Everard se acercó. Schtein le apuntó al estómago con el rayo, sin confiar del todo en él. Everard se dio la vuelta como si nada y Schtein también se giró para mantenerlo a tiro. Pero el hombre estaba demasiado emocionado por la aparente prueba de su éxito para acordarse de Whitcomb. Everard miró al inglés por encima del hombro.

Whitcomb lanzó el hacha. Everard se echó al suelo. Schtein gritó y el rayo se disparó. El hacha se le había clavado en el hombro. Whitcomb dio un salto y le agarró la mano con la que sostenía el arma. Schtein rugió, luchando por apuntar el rayo. Everard se puso en pie para ayudar. Hubo un momento de confusión.

Luego el rayo volvió a dispararse y Schtein se convirtió de pronto en un peso muerto en sus brazos. La sangre que manaba de una terrible abertura en el pecho manchaba su abrigo.

Los dos guardas entraron corriendo. Everard cogió el aturdidor del suelo y lo situó a intensidad máxima. Una lanza le rozó el brazo. Disparó dos veces y las grandes formas cayeron al suelo. Estarían inconscientes durante horas.

Agachándose un momento, Everard prestó atención.
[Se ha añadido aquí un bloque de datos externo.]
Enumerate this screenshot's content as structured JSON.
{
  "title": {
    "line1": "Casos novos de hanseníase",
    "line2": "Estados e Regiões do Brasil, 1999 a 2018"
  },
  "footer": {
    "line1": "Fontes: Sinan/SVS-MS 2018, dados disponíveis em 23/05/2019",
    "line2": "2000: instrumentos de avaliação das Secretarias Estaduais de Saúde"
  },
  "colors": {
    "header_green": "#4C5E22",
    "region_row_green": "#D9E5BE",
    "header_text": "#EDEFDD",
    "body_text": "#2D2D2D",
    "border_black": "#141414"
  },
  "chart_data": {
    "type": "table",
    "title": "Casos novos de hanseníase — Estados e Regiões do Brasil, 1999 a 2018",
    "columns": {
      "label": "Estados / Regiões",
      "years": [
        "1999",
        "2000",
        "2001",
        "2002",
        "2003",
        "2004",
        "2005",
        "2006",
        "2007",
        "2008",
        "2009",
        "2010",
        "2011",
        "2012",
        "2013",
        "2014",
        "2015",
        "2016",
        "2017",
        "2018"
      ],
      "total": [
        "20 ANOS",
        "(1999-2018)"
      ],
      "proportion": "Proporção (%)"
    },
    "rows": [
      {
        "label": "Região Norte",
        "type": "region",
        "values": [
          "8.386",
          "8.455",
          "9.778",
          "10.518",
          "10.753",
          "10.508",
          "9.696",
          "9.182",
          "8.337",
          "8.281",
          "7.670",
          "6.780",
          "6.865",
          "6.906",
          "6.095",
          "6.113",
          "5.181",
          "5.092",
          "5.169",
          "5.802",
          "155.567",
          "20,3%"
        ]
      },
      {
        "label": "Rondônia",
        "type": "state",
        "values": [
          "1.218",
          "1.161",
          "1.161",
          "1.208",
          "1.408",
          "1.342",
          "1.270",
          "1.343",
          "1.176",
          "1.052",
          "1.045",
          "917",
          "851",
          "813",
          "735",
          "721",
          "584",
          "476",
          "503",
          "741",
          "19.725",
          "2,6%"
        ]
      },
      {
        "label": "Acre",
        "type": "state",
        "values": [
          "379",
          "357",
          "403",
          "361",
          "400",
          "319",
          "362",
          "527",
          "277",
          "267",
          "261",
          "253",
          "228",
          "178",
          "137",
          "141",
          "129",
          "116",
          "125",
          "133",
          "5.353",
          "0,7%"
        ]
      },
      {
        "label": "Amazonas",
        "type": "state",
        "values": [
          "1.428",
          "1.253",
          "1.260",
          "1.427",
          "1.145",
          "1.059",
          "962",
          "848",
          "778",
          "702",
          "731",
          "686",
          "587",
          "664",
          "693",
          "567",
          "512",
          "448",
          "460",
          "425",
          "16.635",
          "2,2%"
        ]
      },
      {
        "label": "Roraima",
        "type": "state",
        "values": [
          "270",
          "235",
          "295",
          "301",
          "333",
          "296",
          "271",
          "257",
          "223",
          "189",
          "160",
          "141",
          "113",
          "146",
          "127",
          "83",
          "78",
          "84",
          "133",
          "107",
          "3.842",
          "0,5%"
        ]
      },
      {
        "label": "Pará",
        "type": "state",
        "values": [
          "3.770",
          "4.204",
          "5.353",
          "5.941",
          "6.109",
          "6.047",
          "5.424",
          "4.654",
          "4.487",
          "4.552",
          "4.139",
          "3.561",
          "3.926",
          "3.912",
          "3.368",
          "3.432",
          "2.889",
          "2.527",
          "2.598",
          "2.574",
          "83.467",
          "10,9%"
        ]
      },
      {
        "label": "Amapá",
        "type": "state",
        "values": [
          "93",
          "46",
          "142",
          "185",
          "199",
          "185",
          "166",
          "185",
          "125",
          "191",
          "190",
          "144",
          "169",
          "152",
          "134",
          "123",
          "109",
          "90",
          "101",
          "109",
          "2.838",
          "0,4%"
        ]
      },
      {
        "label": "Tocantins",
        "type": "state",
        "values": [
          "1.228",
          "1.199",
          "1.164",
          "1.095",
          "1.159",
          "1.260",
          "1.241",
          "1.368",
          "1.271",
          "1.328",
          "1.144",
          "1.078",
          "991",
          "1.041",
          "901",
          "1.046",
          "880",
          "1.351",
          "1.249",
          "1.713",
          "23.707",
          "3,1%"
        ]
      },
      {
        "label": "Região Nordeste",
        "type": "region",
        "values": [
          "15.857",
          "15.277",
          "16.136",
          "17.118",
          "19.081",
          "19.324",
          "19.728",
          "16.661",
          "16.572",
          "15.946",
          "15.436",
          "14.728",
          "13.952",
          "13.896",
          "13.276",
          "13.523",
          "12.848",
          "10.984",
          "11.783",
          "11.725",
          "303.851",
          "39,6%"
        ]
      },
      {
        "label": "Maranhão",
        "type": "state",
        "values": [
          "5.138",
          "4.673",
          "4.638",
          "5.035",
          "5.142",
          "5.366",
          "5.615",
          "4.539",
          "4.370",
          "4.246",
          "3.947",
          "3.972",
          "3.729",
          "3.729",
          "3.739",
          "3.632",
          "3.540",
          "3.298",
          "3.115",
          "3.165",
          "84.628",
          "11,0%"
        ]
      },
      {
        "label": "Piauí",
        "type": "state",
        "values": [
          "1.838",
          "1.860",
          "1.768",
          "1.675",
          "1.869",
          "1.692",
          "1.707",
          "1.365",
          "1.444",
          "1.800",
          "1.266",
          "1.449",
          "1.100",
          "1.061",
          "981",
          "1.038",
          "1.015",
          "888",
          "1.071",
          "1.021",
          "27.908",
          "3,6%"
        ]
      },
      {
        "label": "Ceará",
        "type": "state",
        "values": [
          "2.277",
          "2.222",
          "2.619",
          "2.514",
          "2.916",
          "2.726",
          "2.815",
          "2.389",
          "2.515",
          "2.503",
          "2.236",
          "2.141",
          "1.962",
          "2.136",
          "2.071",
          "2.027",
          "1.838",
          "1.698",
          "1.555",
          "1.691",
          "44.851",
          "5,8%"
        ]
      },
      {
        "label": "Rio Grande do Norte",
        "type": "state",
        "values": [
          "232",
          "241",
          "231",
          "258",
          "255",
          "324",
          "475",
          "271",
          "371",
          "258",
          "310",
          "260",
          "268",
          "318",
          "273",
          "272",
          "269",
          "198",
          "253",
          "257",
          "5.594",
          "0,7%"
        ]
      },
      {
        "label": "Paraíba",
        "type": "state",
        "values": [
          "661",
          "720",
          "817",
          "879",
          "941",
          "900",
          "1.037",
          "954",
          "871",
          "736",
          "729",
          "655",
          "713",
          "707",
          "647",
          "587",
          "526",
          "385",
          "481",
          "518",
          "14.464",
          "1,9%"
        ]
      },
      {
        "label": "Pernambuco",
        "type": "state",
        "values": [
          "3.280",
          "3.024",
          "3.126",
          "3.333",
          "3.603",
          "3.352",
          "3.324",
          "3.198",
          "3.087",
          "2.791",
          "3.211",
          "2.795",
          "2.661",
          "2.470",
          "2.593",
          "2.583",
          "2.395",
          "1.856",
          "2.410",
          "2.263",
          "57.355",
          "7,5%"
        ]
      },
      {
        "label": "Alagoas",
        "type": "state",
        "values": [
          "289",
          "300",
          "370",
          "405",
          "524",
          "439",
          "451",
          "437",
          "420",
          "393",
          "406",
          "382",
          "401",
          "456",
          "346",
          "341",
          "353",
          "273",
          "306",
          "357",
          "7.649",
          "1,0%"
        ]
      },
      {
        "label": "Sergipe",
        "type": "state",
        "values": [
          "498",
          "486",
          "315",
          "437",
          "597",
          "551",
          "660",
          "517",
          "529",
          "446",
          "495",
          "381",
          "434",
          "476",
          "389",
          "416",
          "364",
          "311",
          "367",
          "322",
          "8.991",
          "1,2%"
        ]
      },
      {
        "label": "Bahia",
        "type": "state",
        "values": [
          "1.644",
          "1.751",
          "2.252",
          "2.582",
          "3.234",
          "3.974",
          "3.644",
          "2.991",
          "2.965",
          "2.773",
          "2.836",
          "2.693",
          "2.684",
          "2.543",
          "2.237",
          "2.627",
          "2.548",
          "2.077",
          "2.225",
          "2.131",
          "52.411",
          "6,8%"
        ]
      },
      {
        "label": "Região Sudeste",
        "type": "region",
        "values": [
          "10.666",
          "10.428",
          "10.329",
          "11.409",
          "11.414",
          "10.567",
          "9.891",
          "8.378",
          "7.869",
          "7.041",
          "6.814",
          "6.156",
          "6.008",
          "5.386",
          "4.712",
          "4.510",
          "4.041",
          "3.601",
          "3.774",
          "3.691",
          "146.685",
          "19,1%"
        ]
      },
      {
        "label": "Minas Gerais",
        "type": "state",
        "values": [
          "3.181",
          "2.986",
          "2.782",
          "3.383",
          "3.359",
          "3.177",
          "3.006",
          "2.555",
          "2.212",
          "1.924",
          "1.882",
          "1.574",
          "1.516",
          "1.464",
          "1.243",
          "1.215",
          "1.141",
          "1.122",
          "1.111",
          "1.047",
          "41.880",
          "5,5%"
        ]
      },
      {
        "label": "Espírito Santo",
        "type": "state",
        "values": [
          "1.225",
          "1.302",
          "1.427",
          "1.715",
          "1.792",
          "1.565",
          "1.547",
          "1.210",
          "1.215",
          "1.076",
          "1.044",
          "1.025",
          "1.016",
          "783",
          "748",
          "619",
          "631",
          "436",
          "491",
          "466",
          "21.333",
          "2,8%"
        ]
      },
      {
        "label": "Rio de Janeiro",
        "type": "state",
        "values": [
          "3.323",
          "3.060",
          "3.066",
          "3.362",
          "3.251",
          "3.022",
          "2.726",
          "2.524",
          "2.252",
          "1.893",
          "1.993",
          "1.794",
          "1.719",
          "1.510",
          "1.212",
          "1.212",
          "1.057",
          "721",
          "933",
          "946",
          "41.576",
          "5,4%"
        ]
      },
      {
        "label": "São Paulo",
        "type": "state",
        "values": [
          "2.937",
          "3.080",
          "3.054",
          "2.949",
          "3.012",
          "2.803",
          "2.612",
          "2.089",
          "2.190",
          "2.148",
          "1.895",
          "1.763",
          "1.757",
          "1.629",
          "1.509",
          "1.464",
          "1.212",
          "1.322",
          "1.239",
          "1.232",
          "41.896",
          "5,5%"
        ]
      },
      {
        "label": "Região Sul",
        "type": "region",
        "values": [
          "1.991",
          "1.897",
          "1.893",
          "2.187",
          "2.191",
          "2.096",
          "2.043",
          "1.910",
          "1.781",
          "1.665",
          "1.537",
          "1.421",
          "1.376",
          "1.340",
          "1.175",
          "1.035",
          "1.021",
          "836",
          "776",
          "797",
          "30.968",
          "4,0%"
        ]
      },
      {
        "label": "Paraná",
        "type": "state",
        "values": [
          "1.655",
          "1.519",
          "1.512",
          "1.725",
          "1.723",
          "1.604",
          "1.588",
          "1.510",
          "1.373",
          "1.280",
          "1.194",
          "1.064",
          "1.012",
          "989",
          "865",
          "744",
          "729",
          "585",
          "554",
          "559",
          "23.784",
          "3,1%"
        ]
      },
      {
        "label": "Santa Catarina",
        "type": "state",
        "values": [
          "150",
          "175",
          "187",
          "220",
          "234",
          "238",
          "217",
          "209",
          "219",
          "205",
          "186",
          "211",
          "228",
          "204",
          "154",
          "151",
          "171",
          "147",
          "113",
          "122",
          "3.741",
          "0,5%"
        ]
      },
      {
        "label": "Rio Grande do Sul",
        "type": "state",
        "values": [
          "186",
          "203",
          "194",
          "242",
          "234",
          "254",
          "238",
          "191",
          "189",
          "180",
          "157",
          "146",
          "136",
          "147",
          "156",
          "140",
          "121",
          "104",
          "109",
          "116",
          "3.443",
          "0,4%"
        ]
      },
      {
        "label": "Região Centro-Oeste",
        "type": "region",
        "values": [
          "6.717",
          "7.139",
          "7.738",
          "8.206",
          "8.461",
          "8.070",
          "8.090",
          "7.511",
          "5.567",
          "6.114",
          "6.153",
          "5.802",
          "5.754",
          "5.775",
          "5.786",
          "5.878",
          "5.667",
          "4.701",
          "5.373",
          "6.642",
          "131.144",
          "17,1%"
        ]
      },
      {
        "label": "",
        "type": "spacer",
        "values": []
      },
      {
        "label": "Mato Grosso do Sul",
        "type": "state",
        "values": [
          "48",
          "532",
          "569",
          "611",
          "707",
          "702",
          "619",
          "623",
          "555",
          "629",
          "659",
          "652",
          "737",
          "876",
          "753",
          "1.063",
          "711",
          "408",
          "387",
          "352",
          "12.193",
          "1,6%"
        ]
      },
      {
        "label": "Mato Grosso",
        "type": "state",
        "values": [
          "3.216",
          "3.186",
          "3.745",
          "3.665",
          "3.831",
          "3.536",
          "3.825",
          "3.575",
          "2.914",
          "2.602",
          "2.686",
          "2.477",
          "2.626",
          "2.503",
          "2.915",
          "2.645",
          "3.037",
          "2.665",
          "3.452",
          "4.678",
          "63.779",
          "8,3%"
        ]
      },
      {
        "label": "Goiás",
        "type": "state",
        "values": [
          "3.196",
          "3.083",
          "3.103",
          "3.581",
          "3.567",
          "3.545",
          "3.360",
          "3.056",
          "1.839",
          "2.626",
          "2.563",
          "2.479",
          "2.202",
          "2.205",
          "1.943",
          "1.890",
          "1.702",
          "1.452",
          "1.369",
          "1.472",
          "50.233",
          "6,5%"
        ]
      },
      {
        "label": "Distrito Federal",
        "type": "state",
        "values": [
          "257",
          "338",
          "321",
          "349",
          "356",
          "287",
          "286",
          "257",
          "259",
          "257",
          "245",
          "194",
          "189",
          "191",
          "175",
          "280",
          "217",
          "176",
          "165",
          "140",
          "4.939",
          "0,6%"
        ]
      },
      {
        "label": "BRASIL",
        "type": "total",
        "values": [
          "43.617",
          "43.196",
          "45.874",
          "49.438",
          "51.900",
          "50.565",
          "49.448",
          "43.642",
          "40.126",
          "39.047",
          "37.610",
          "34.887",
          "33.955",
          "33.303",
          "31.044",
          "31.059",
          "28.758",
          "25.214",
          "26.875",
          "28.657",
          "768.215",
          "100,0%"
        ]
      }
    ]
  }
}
Un grito femenino se oía en las cámaras interiores, pero nadie entraba por la puerta.

—Supongo que lo hemos hecho —dijo jadeando.

—Sí. —Whitcomb miraba con tristeza el cuerpo tirado frente a él. Parecía patéticamente pequeño.

—No pretendía que muriese —aseguró Everard—. Pero el tiempo es… cruel. Supongo que estaba escrito.

—Mejor así que frente a un tribunal de la Patrulla y el planeta de exilio —comentó Whitcomb.

—Al menos, técnicamente, era un ladrón y un asesino —dijo Everard—. Pero tenía un gran sueño. —Y nosotros lo estropeamos.